Cody's teacher, Kelly Schlotterbeck, said she can tell when students haven't had breakfast because they're less energetic, more easily distracted, and might want to go to the nurse because their tummies hurts.

"After lunch they're much more into the class," Schlotterbeck said.

"Hungry people have difficulty doing almost everything and certainly, hungry students have trouble studying, even concentrating," Trumble said.

Studies conducted in Baltimore City and Minnesota have shown that offering a universally free breakfast to students helps them learn better, said J. Michael Murphy.

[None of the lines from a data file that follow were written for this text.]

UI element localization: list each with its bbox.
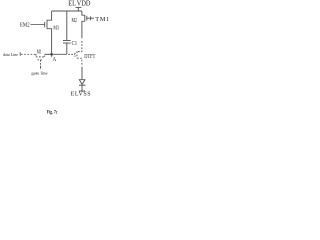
wire node A to C1 bottom: [45, 53, 67, 55]
TM1 terminal tick: [90, 16, 92, 20]
diode OLED triangle: [79, 80, 85, 85]
svg-text:EM2: EM2: [20, 22, 30, 28]
wire M3 drain (rail to M3): [47, 11, 52, 20]
wire gate line stub: [40, 66, 42, 69]
transistor M3 channel: [46, 20, 48, 29]
wire ELVDD stub: [77, 7, 79, 11]
transistor M1 drain bend dashed: [44, 54, 46, 57]
wire M2 gate lead: [87, 17, 94, 19]
svg-text:DTFT: DTFT: [84, 54, 95, 60]
wire OLED anode: [81, 67, 83, 80]
wire M2 source down: [82, 21, 85, 38]
capacitor C1 bottom lead: [66, 43, 68, 54]
transistor DTFT gate bar dashed: [74, 53, 76, 57]
transistor M3 gate bar: [44, 22, 46, 27]
diode OLED cathode bar: [79, 84, 86, 86]
wire M3 source down to node A: [47, 29, 52, 55]
transistor M1 source bend dashed: [35, 54, 37, 57]
wire OLED cathode to ELVSS: [81, 85, 83, 91]
data line terminal tick: [19, 52, 21, 56]
wire DTFT source lead dashed: [77, 58, 82, 65]
svg-text:ELVSS: ELVSS: [71, 92, 92, 98]
capacitor C1 top lead to rail: [66, 11, 68, 41]
wire M1 drain to node A dashed: [45, 53, 50, 55]
svg-text:ELVDD: ELVDD: [68, 0, 90, 7]
capacitor C1 bottom plate: [63, 42, 71, 44]
svg-text:Fig. 7c: Fig. 7c: [47, 111, 58, 116]
svg-text:A: A: [53, 57, 57, 63]
svg-text:data Line: data Line: [3, 52, 18, 57]
ELVSS terminal bar: [79, 90, 85, 92]
transistor M1 channel dashed: [36, 56, 45, 58]
wire data line to M1 dashed: [21, 53, 36, 55]
capacitor C1 top plate: [63, 40, 71, 42]
svg-text:M2: M2: [72, 18, 77, 24]
wire DTFT gate lead dashed: [68, 53, 75, 55]
node A junction dot: [50, 53, 53, 56]
transistor M2 channel: [84, 15, 86, 21]
ELVDD terminal bar: [76, 6, 82, 8]
wire M3 gate lead from EM2: [31, 24, 45, 26]
transistor DTFT channel dashed: [76, 51, 78, 58]
transistor M1 gate bar dashed: [38, 59, 44, 61]
transistor DTFT drain lead dashed: [77, 41, 82, 52]
svg-text:C1: C1: [72, 41, 78, 47]
svg-text:M3: M3: [53, 25, 59, 31]
svg-text:gate line: gate line: [31, 71, 47, 76]
svg-text:TM1: TM1: [95, 16, 110, 23]
wire M2 drain from rail: [82, 11, 85, 15]
svg-text:M1: M1: [37, 49, 42, 55]
wire top rail: [52, 10, 82, 12]
transistor M2 gate bar: [86, 16, 88, 21]
wire M1 gate lead dashed: [40, 60, 42, 65]
node A stub: [51, 54, 53, 57]
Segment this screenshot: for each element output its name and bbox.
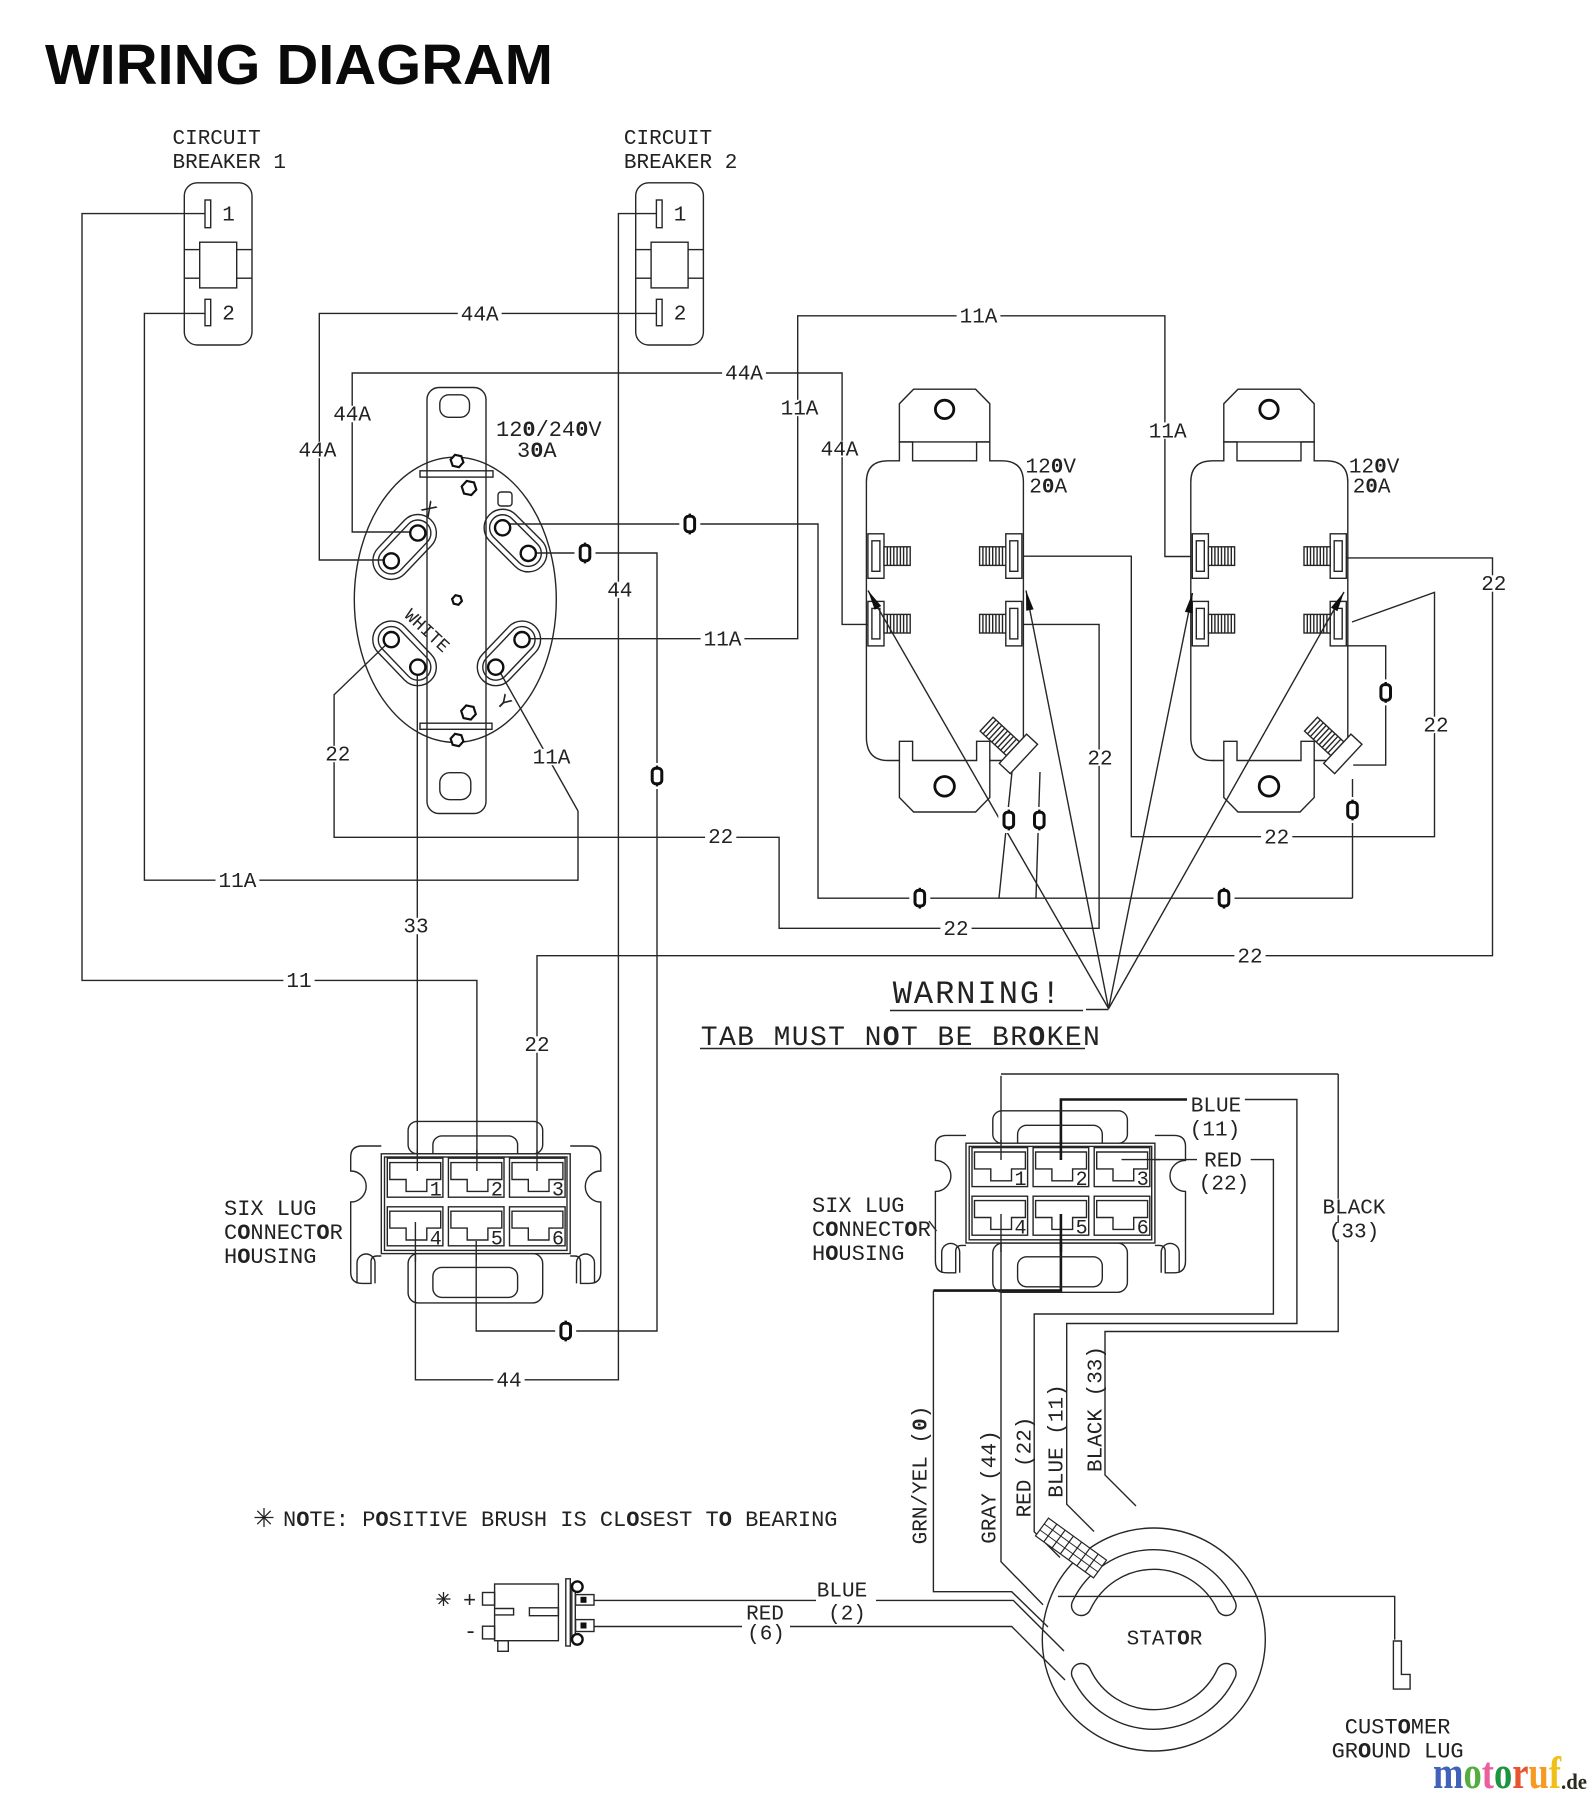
svg-text:22: 22	[1481, 574, 1506, 597]
svg-text:BLACK: BLACK	[1322, 1198, 1385, 1221]
svg-text:(6): (6)	[747, 1624, 785, 1647]
svg-text:4: 4	[430, 1228, 442, 1251]
label RED 22	[1201, 1151, 1245, 1167]
wire net 22 from receptacle WHITE to duplex1 lower-right terminal	[334, 624, 1099, 928]
svg-text:11A: 11A	[533, 748, 571, 771]
inline connector 0	[998, 807, 1019, 833]
wire stub slot5 right	[1060, 1214, 1063, 1252]
wire net 33 receptacle WHITE to connector slot1	[416, 667, 418, 1171]
wire RED 22 to stator harness	[1034, 1160, 1273, 1558]
wire stub slot1 right	[1000, 1140, 1002, 1160]
line to duplex2 right tab	[1109, 592, 1344, 1009]
label 44A top middle	[722, 365, 766, 381]
six lug connector housing 1	[351, 1121, 601, 1303]
svg-text:1: 1	[222, 205, 235, 228]
wire net 11A from CB1 pin2	[144, 313, 578, 880]
wire net 0 from receptacle D to ground bus	[503, 524, 1353, 898]
svg-text:44: 44	[607, 581, 632, 604]
svg-text:22: 22	[708, 827, 733, 850]
svg-text:2: 2	[1076, 1169, 1088, 1192]
svg-text:5: 5	[1076, 1218, 1088, 1241]
label 22 g	[1478, 575, 1509, 591]
label 22 f	[1261, 829, 1292, 845]
wire net 44A from CB2 pin2 to receptacle X	[319, 313, 656, 560]
wire duplex2 lower-right terminal to mounting screw	[1347, 646, 1386, 765]
svg-text:2: 2	[222, 304, 235, 327]
svg-text:22: 22	[943, 919, 968, 942]
label RED 6	[743, 1605, 787, 1621]
wire RED 6 brush	[594, 1626, 742, 1628]
wire GRN-YEL 0 to stator	[933, 1291, 1048, 1627]
label GRN/YEL 0 rotated	[911, 1403, 934, 1548]
svg-text:WARNING!: WARNING!	[893, 976, 1063, 1013]
svg-text:2: 2	[491, 1180, 503, 1203]
label BLUE 2	[814, 1582, 870, 1598]
inline connector 0	[555, 1318, 576, 1344]
svg-text:TAB MUST NOT BE BROKEN: TAB MUST NOT BE BROKEN	[701, 1023, 1101, 1054]
label 22 c	[940, 920, 971, 936]
wire duplex1 screw to ground bus A	[999, 772, 1012, 898]
svg-text:11A: 11A	[1149, 421, 1187, 444]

Murphy, a staff psychologist at Massachusetts General Hospital in Boston and assistant professor at Harvard Medical School, is evaluating the Maryland Meals for Achievement program.

Murphy surveyed 50 families of students in Schlotterbeck's third-grade class and in Barbara Mowen's and Mary Ann Robertson's fourth-grade classes earlier this month, officials said.

Those families will be surveyed after the school year to see if the breakfast program made a difference, Murphy said.

Offering breakfast to every student every day will be a lot of work for teachers, but will benefit some of the children whose parents cannot afford breakfast, said Mary Ebersole, chairwoman of Winter Street's parent advisory committee.

Ebersole said her daughter, Emma, 6, and grandsons, Michael, 8, and Sam, 6, all prefer to eat breakfast at Winter Street with their friends.

The breakfast program at Winter Street is expected to cost the county $4,000 and the state $12,000, Trumble said.

Other participating schools are in Prince George's, Montgomery, Baltimore, Somerset and Queen Anne's counties, Murphy said.